Even with all this added, the design’s core is the same as the Little volume:

  • Immutable: the FactStore, like Scope, is immutable. with_fact/invalidate return a new store. “What holds at which point” is traceable without destroying state.
  • Flow-sensitive: facts differ at each point of the program. The same x holds different facts inside and outside an if.
  • Narrowing only adds a fact: not type substitution but the addition of a fact (still Little Part 5 (Narrowing)‘s policy).

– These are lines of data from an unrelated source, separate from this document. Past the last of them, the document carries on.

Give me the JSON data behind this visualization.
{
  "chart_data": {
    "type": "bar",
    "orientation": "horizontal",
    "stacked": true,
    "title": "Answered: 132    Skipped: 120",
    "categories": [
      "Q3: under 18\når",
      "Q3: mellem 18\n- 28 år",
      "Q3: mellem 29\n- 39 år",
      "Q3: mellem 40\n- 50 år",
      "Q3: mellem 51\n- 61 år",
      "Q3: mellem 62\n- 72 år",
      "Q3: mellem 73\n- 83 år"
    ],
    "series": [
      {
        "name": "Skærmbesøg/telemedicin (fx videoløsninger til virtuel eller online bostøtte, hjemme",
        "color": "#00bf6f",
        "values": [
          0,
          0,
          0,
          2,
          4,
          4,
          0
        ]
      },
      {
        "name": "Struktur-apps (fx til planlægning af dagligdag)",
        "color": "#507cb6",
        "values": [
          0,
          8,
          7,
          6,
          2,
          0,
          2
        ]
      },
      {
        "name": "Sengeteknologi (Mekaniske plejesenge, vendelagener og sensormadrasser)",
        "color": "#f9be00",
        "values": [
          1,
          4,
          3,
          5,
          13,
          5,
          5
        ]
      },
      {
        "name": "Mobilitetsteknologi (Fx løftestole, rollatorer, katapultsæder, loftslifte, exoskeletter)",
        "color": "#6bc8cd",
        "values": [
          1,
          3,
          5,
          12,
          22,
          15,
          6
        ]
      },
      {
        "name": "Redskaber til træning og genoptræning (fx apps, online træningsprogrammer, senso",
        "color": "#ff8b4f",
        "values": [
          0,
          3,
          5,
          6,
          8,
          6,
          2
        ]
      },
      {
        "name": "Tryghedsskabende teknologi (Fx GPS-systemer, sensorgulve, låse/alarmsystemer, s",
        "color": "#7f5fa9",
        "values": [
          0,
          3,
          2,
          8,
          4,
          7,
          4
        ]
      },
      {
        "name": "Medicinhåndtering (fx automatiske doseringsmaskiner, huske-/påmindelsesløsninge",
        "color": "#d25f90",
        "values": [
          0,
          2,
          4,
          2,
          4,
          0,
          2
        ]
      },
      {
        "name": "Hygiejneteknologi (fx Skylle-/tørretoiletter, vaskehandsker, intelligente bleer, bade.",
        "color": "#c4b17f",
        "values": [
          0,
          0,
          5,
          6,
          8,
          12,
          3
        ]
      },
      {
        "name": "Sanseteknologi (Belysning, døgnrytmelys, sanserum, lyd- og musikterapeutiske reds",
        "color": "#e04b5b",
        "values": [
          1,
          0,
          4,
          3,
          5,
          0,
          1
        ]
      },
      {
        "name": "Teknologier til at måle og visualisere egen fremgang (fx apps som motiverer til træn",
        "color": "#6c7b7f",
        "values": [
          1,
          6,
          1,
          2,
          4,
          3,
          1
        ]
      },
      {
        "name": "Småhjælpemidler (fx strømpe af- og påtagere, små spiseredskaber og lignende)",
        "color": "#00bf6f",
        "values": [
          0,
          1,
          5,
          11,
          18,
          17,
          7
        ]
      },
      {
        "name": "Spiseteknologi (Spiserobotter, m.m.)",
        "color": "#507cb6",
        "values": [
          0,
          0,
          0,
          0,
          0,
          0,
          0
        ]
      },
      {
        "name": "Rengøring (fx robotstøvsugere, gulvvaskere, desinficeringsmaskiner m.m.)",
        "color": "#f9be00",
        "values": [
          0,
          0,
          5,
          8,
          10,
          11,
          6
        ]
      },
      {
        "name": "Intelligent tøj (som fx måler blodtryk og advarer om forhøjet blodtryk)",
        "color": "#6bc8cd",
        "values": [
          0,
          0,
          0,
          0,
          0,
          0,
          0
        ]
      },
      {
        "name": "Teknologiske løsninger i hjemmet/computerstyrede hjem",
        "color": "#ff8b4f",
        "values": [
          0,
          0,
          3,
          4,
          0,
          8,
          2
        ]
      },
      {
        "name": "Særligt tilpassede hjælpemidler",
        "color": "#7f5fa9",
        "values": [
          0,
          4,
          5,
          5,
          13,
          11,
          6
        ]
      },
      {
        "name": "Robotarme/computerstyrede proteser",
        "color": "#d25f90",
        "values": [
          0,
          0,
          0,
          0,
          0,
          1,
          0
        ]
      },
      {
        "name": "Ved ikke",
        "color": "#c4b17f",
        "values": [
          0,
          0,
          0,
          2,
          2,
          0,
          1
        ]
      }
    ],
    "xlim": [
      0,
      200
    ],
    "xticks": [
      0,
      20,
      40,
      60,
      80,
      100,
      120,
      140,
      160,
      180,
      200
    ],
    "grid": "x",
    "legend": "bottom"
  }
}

  • Generalize the type environment into a flow-sensitive set of facts = the FactStore.
  • Facts split into six buckets by the kind of subject, and split the timing of invalidation.
  • stability (lifetime): conservatively erase on reassignment, method call, escape. When in doubt, erase.
  • Closure capture: if a block writes the outer, invalidate the fact. Handling differs by how it’s called (immediate / deferred).
  • join: at a branch merge, keep only facts holding on both branches.
  • Immutable, flow-sensitive, “only adds a fact” — invariant from the Little volume.
  • The individual narrowing patterns (&&/||, regexp captures, refinement carriers, ivar unions, escaping blocks) are consolidated in appendix a2.
  1. Reassignment erases a fact: in examples/fact_invalidation.rb, state in which bucket and why x’s “non-nil” fact should be invalidated after x = nil; arr.each { |i| x = i } (local_binding or captured_local).
  2. Bucket-specified invalidation: in one sentence, why it’s safe for obj.mutate! to drop only obj’s object_content facts and keep local_binding (that obj is a User, etc.). And what goes wrong if you erase everything.
  3. Trace a join: after the merge of if cond; x=1 else x="a" end, what facts remain about x (the intersection of both branches)? If you kept “facts holding on one side” too, state why it becomes a false positive.

Next chapter (Part 7): so far we’ve stacked “when in doubt, erase” and “deliberately loosen.” Next chapter we take those head-on — soundness and normalization, and the four places Rigor makes deliberately unsound. We gather gradual’s two disciplines (consistency and guarantee) and “coinduction vs. budget” in one place, pairing with Seasoned Part 1’s bidirectional map.


This chapter’s design sketchexamples/fact_invalidation.rb (self-checks with ruby fact_invalidation.rb)

  1. Of the six buckets, local_binding/captured_local/object_content/global_storage/ relational split by “the subject a fact attaches to,” whereas dynamic_origin alone is a separate lineage “tracking the origin of untyped.” Note that its standing differs (it lines up as the sixth in the real spec too, but its role is separate).